扉の外は修羅場な件
よく考えると、誘拐されて身寄りのない私がよく王子様なんて捕まえられたなって感じする。そしてよく子供引き取ろうと思ったなって感じもする。いやまぁ、この子が不幸になるのとか寝覚悪いので健やかに穏やかに生きて欲しい。変な野望とか持たずに優しい子に育って欲しいし、できるなら不幸な目には遭わないで欲しい。
そんなことを思いながら起きたリーリアに絵本を読む。まだ話さないんだけど、何とはなしに楽しそうだ。意外と話はわかっているのかもしれない。子供の成長は早いって聞くし。
そうしていると、メーティスが帰ってきたようだ。なんだか騒がしいなぁと思いながら「お父様をお迎えしましょうね」とリーリアを抱き上げる。
メイドが「私が抱きます」と言ってきたのだけれど、先日の一件があるのでリナリアともう一人にしか任せない事にしている。にっこり笑って「結構よ」とリーリアの背を撫でると、嬉しそうに笑った。
玄関まで向かうと、メーティスが不快そうに「扉の向こうの連中は追い返しておけ。言うことを聞かぬなら衛兵を呼んでも構わん」と命じていた。こうして見るとやっぱり上に立つ人間として教育されてきた人だなぁと思う。
「お帰りなさいませ、旦那様」
「ただいま、僕のノエル」
近づくと、リーリアに気付いて彼女にも「ただいま」と微笑んだ。私の旦那様、父性まであるのか。最高すぎる。
リーリアの目をそっと覆って頬に口付けたメーティスは愛しげに「会いたかったよ」と私に告げて手を離した。毎日これなので心臓がバクバクする。

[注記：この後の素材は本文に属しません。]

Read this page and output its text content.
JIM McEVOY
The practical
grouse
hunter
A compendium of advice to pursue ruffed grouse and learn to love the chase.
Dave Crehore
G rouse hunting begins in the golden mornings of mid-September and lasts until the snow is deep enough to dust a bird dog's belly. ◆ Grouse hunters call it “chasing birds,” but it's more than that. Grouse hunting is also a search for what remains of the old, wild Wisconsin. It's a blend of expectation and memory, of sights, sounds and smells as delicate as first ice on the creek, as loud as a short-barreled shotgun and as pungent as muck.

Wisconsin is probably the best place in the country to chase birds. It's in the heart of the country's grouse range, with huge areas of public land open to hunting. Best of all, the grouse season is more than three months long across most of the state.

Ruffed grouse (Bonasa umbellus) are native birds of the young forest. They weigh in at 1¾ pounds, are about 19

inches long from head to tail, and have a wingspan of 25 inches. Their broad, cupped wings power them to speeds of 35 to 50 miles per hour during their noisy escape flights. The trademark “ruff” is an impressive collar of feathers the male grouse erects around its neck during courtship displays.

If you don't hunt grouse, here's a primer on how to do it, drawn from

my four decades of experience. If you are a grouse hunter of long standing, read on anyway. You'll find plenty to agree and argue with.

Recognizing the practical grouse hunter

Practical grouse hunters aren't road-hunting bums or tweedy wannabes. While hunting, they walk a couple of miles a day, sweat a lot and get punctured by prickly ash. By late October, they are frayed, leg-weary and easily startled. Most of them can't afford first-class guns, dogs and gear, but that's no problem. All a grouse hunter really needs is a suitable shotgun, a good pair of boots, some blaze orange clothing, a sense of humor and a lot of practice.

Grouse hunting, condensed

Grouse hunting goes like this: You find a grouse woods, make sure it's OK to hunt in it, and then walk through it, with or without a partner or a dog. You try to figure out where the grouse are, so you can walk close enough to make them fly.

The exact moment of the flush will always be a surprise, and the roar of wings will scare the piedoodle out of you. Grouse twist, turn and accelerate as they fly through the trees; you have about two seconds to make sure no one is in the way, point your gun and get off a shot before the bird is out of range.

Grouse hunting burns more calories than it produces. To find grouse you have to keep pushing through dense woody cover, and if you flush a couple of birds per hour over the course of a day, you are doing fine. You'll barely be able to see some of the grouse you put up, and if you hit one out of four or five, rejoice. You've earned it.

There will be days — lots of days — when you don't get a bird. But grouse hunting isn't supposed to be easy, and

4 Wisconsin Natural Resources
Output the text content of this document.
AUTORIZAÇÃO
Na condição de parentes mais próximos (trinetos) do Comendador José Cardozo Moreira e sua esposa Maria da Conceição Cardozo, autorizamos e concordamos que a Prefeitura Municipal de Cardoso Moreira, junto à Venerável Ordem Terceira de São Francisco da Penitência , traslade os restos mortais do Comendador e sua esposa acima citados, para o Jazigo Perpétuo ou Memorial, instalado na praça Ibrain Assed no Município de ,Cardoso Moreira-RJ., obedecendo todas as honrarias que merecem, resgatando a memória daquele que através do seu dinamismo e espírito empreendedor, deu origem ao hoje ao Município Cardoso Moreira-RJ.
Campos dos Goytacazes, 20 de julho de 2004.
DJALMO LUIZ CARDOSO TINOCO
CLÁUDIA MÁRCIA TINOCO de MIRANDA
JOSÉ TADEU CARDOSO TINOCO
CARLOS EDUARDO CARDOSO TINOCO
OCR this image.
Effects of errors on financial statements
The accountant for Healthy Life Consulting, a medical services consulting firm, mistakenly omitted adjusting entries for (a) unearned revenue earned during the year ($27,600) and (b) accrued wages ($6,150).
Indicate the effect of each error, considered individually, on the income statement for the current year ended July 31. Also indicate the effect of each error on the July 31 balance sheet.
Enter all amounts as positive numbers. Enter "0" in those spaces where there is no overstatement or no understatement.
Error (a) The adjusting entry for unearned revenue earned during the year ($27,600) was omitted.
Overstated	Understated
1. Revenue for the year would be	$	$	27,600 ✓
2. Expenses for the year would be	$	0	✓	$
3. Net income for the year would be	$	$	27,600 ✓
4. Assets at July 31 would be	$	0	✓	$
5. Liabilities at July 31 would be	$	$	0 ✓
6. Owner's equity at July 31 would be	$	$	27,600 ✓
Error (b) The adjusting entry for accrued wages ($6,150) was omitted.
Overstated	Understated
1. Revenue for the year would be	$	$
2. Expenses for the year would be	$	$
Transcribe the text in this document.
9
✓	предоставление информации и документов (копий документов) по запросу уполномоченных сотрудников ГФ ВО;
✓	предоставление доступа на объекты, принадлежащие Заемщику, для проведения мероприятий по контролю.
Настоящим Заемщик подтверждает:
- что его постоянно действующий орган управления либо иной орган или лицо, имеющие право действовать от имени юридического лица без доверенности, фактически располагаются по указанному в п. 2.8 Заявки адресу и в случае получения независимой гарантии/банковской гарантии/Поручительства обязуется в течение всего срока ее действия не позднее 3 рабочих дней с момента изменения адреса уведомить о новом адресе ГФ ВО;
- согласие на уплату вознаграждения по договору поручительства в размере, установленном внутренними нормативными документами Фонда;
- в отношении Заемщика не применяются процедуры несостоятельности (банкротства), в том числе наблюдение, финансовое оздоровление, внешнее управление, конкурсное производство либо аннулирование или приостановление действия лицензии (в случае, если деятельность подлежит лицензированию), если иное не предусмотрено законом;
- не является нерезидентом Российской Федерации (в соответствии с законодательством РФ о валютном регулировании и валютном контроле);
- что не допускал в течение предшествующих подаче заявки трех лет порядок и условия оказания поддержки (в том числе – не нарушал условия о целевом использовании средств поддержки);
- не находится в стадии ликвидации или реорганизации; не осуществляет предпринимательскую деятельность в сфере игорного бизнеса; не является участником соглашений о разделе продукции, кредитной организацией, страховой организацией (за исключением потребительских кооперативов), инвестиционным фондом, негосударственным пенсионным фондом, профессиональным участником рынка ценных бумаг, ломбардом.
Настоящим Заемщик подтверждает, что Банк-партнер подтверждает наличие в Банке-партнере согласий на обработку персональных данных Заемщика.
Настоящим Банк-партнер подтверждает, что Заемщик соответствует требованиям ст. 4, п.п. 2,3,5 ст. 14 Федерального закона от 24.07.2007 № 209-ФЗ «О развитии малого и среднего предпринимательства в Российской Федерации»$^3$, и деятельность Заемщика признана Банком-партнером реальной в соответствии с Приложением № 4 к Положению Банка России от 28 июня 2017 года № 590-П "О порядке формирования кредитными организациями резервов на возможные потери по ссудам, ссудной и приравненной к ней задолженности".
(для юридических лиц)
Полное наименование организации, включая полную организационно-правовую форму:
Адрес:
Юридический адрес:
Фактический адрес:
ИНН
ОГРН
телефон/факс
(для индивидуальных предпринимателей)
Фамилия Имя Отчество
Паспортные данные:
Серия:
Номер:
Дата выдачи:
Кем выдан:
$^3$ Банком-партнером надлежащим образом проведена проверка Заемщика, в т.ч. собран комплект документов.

「騒がせてごめんね。なんだか騒々しい連中が僕達の間に入り込もうと躍起になっているらしくって。僕に言い寄っても、公爵家はこの子のものなのだけどねぇ」
小声で、「脳味噌詰まってないのかなぁ」と辛辣な発言をしたメーティスに苦笑する。
「公爵夫人になりたいと願う人は一定数いらっしゃると思いますわ。わたくしのような元平民がそばに居るのなら尚更、社交用の第二夫人の座ならと思う方もいるでしょう」
そんなことを言っていると、外で修羅場が起こっていた。
あんまりうるさいので少し覗くとガチギレで「お前は俺の婚約者だろう!!」、「縁談が決まっているのに何をしている愚か者!!」とか言われてギャン泣きしながら引き摺って行かれる令嬢数名がいた。残った令嬢は衛兵に馬車へ放り込まれている。
「……ありがとうございます、女神様」
毎日お祈りしてるからサービスしてくれてるのかもしれない。でも婚約者いたり縁談来てるのに別の男に言い寄ってたらたぶん修道院行きじゃないかなぁ。あ、これが不貞への裁き?